POJ - 1511Invitation Cards

In the age of television, not many people attend theater performances. Antique Comedians of Malidinesia are aware of this fact. They want to propagate theater and, most of all, Antique Comedies. They have printed invitation cards with all the necessary information and with the programme. A lot of students were hired to distribute these invitations among the people. Each student volunteer has assigned exactly one bus stop and he or she stays there the whole day and gives invitation to people travelling by bus. A special course was taken where students learned how to influence people and what is the difference between influencing and robbery.
求出源點到所有點的最短距離與所有點到源點的最短距離，求和。
求完源點到所有點最短距離後將邊反向，再求一遍源點到所有點最短距離，求和即可。
數據量較大，直接求超時。

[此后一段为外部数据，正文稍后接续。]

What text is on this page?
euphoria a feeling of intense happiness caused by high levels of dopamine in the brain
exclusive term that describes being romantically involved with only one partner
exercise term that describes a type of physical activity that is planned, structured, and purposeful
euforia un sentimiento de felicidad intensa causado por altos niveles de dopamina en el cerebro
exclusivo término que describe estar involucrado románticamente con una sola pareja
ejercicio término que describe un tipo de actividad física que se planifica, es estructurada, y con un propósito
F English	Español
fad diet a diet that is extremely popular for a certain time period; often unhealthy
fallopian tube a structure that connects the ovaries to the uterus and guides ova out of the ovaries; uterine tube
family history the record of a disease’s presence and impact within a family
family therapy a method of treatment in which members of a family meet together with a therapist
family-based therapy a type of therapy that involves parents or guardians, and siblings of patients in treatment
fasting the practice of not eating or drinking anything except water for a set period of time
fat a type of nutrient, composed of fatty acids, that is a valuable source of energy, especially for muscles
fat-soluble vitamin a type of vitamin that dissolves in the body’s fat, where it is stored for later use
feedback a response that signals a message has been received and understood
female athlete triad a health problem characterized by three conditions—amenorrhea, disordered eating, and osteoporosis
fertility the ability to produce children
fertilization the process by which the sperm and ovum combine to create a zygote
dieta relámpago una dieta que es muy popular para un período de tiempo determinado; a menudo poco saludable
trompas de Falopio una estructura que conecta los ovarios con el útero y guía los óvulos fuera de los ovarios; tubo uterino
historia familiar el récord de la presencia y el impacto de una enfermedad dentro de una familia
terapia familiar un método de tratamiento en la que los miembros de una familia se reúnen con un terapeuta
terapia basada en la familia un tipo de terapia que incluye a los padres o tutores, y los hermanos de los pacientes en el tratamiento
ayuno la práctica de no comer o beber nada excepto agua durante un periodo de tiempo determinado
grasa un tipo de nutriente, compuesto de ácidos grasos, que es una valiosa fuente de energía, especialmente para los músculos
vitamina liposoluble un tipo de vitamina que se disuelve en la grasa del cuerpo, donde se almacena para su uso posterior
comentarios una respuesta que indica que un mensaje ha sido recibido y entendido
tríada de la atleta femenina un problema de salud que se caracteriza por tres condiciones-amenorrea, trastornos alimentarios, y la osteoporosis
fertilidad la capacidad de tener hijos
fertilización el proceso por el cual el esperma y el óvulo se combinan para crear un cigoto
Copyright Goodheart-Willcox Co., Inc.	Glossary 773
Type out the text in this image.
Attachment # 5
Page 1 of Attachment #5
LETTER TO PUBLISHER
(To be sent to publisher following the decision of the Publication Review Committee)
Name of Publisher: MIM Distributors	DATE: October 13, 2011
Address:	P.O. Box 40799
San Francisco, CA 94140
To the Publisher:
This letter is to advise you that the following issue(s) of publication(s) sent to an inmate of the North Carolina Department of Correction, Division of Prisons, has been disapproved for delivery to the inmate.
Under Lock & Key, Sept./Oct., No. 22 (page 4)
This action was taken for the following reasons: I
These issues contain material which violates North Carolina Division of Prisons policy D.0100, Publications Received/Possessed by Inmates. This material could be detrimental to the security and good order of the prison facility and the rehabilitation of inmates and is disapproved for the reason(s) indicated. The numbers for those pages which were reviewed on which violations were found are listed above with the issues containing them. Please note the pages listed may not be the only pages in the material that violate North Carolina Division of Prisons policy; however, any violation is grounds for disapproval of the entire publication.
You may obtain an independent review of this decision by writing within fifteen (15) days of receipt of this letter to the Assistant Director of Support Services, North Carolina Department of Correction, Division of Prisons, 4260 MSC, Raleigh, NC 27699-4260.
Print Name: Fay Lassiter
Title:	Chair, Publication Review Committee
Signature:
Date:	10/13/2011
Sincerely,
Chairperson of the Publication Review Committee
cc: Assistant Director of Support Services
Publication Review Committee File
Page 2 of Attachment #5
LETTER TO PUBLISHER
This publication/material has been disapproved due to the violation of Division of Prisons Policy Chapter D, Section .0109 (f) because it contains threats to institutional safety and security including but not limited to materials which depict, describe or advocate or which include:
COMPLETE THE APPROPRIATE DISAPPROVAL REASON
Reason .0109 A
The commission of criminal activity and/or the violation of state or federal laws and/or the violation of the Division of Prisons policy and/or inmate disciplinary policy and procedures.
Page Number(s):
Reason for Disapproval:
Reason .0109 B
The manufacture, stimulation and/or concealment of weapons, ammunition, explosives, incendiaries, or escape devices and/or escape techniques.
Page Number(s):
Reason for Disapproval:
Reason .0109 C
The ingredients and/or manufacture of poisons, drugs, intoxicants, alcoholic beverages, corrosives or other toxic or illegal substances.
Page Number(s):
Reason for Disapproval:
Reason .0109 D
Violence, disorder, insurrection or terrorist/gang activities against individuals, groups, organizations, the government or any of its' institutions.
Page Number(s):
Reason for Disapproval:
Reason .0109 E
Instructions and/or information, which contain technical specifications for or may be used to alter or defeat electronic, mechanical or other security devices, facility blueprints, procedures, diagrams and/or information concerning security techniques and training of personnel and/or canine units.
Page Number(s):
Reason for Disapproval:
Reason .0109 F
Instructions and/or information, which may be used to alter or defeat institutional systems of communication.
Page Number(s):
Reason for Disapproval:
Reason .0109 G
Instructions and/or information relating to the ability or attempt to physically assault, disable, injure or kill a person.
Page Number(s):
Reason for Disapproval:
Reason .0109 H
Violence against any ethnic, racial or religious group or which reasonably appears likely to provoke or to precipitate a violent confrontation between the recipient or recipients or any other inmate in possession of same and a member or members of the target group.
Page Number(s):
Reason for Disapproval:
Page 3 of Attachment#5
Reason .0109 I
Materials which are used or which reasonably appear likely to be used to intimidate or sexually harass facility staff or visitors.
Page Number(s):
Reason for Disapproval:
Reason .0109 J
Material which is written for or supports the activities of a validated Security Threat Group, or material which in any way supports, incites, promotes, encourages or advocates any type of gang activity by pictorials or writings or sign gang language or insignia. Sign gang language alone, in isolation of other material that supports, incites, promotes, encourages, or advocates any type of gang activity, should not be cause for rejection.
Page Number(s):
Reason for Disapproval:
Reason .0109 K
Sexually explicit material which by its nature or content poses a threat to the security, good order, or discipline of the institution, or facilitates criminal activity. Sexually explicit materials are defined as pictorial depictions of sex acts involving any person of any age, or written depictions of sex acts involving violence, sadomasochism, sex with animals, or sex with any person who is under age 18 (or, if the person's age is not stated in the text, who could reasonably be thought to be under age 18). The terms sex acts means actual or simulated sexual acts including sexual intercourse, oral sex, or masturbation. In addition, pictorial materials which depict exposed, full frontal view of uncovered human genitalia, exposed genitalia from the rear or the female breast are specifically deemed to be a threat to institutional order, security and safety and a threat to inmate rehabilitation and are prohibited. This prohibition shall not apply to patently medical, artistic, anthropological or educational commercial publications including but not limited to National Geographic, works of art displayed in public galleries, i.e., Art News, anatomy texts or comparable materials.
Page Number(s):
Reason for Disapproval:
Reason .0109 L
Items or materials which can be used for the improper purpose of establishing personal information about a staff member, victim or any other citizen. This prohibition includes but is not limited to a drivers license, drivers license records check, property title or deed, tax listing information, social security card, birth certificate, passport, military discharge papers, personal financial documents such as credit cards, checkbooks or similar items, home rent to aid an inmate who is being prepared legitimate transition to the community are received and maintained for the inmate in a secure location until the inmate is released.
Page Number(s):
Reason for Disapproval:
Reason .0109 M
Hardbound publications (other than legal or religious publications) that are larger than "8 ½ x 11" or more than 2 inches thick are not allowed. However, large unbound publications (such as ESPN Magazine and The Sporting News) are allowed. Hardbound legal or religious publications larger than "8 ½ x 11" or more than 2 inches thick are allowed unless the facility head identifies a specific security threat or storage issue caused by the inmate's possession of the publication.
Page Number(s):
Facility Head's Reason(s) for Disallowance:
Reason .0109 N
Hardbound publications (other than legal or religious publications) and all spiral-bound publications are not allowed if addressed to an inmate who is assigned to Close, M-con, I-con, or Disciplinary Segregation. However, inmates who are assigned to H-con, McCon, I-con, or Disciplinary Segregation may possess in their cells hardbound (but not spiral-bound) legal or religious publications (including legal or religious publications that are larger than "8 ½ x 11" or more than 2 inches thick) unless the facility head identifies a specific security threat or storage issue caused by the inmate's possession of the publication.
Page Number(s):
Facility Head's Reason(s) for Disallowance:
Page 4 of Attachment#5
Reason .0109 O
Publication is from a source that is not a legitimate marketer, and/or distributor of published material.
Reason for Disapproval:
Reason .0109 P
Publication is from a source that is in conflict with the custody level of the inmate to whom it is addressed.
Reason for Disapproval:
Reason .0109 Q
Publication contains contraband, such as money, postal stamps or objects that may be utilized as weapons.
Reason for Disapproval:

我用到了spfa鄰接表
cin會超時，用scanf

#include<queue>
#include<stdio.h>
#include<string>
#include<iostream>
/*#include<map>
#include<limits>
#include<math.h>
*/
using namespace std;
#define N 1000000+2
#define LL long long int
#define pow(a) ((a)*(a))
#define INF 0x3f3f3f3f
#define mem(arr,a) memset(arr,a,sizeof(arr))
int t;
int n, m;
int d[N];
int headlist[2][N];
int vis[N];

struct edge{
    int to, cost;
    int next;
};
edge es[2][N];
int k;

void spfa(int s){

    for (int i = 1; i <= n; i++){
        d[i] = INF;
        vis[i] = 0;
    }
    d[1] = 0;
    queue<int> q;
    q.push(1);
    while (!q.empty()){
        int x = q.front(); q.pop();
        for (int i = headlist[s][x]; i; i = es[s][i].next){
            edge e = es[s][i];
            if (d[e.to] > d[x] + e.cost){
                d[e.to] = d[x] + e.cost;
                if (!vis[e.to]){
                    vis[e.to] = 1;          
                    q.push(e.to);
                }
            }
        }
        vis[x] = 0;
    }
}
int main(){
    cin >> t;
    while (t--){
        mem(es, 0);
        mem(headlist, 0);
        cin >> n >> m;
        k = 1;
        for (int i = 0; i < m; i++){
            int a, b, c;
            scanf("%d%d%d", &a, &b, &c);
            es[0][k].to = b;
            es[0][k].cost = c;
            es[0][k].next = headlist[0][a];
            headlist[0][a] = k;
            es[1][k].to = a;
            es[1][k].cost = c;
            es[1][k].next = headlist[1][b];
            headlist[1][b] = k++;
        }
        LL sum = 0;
        for (int i = 0; i < 2; i++){
            spfa(i);
            for (int j = 1; j <= n; j++){
                sum += d[j];
            }
        }
        cout << sum << endl;
    }
}

這種表的方式總是寫不慣…
存表

            /*a起點b終點c邊*/
            es[k].to = b;
            es[k].cost = c;
            es[k].next = headlist[a];
            headlist[a] = k++;

找表

//x源點
for (int i = headlist[x]; i; i = es[i].next)

i爲邊的編號，通過循環不斷找到x的臨邊。